Well all I can say is that the solid 1.125 bar I added to my 64 front suspension greatly improved the handling and feel of the car.

Not at all. Copy and pasting all of that will make a reader roll their eyes and move on to the next post...and doesn’t address the original question directly. Also, the polar moment of inertia is calculated differently for a purely circular cross section and whats effectively a tube (hollow...circular sectional area minus an internal circular sectional area) as well. Different equations. Introducing theta/deflection also gets away from the original question and complicates things. When speaking of bending or torsional loads, most of the load is carried by the material furthest away from its center, whether a beam in bending or torsion bar. The further away the material is from the center, the higher its load carrying capacity. This is why i beams w/ a tall web can carry more load than a shorter web even if the flange dimensions are identical, or why a 2x8 carries more than a 2x6. Load at the center is effectively ‘0’ for a sway bar, so any material in the region does nothing but add weight. This is why you see hollow bars/shafts or even in the case of shear through an I beam web lightening holes w/ no ill effects.

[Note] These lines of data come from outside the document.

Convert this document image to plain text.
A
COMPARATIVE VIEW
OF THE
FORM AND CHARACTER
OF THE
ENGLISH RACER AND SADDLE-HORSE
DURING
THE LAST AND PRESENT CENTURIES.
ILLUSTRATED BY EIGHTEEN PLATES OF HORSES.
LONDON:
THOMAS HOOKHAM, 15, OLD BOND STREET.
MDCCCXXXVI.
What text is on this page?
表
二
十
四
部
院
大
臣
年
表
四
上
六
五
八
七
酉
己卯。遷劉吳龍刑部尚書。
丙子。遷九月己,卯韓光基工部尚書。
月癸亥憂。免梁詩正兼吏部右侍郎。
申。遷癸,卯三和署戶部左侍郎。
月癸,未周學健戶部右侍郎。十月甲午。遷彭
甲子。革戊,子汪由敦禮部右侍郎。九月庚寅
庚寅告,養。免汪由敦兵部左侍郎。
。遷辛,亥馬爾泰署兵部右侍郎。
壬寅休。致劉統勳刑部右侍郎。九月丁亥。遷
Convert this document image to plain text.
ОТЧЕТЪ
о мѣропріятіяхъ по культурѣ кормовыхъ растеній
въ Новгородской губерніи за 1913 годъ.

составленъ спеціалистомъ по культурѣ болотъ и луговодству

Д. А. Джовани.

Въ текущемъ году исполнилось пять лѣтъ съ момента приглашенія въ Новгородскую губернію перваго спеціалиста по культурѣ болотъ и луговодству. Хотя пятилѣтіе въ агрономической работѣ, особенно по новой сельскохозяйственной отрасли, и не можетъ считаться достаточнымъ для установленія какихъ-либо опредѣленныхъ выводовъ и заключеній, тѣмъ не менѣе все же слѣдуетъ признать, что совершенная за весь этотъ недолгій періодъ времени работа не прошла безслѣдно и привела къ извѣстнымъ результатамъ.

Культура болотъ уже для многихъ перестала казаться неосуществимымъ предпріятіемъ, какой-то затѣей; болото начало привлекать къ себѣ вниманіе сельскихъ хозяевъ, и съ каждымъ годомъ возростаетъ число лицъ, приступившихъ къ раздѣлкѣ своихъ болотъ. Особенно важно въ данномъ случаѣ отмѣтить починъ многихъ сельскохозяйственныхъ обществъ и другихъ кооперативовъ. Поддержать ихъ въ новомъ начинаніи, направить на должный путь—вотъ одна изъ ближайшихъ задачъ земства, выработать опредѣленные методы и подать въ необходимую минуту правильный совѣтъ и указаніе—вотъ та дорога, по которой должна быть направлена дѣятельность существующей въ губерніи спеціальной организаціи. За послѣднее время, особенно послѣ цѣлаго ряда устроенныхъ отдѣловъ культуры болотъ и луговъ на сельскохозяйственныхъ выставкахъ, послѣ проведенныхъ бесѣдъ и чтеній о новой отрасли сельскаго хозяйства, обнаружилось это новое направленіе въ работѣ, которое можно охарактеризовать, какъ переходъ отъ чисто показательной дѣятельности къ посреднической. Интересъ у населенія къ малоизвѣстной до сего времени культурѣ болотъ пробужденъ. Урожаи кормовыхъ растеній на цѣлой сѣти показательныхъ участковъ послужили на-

As you move away from the center, there is some load carried, so when that material is removed the now hollow bar must increase in diameter relative to the solid bar. Overall the weight of the larger diameter sway bar will be less yet maintain the same torsional rigidity as the smaller solid bar. Ultimately it’s more effective to put the material where the load is acting, which is not at the center. Hope this makes sense and helps.

I thought I sensed the polar vortex Venturi influence while driving over Carson Pass. THATS what it was! Hollow tube changes everything.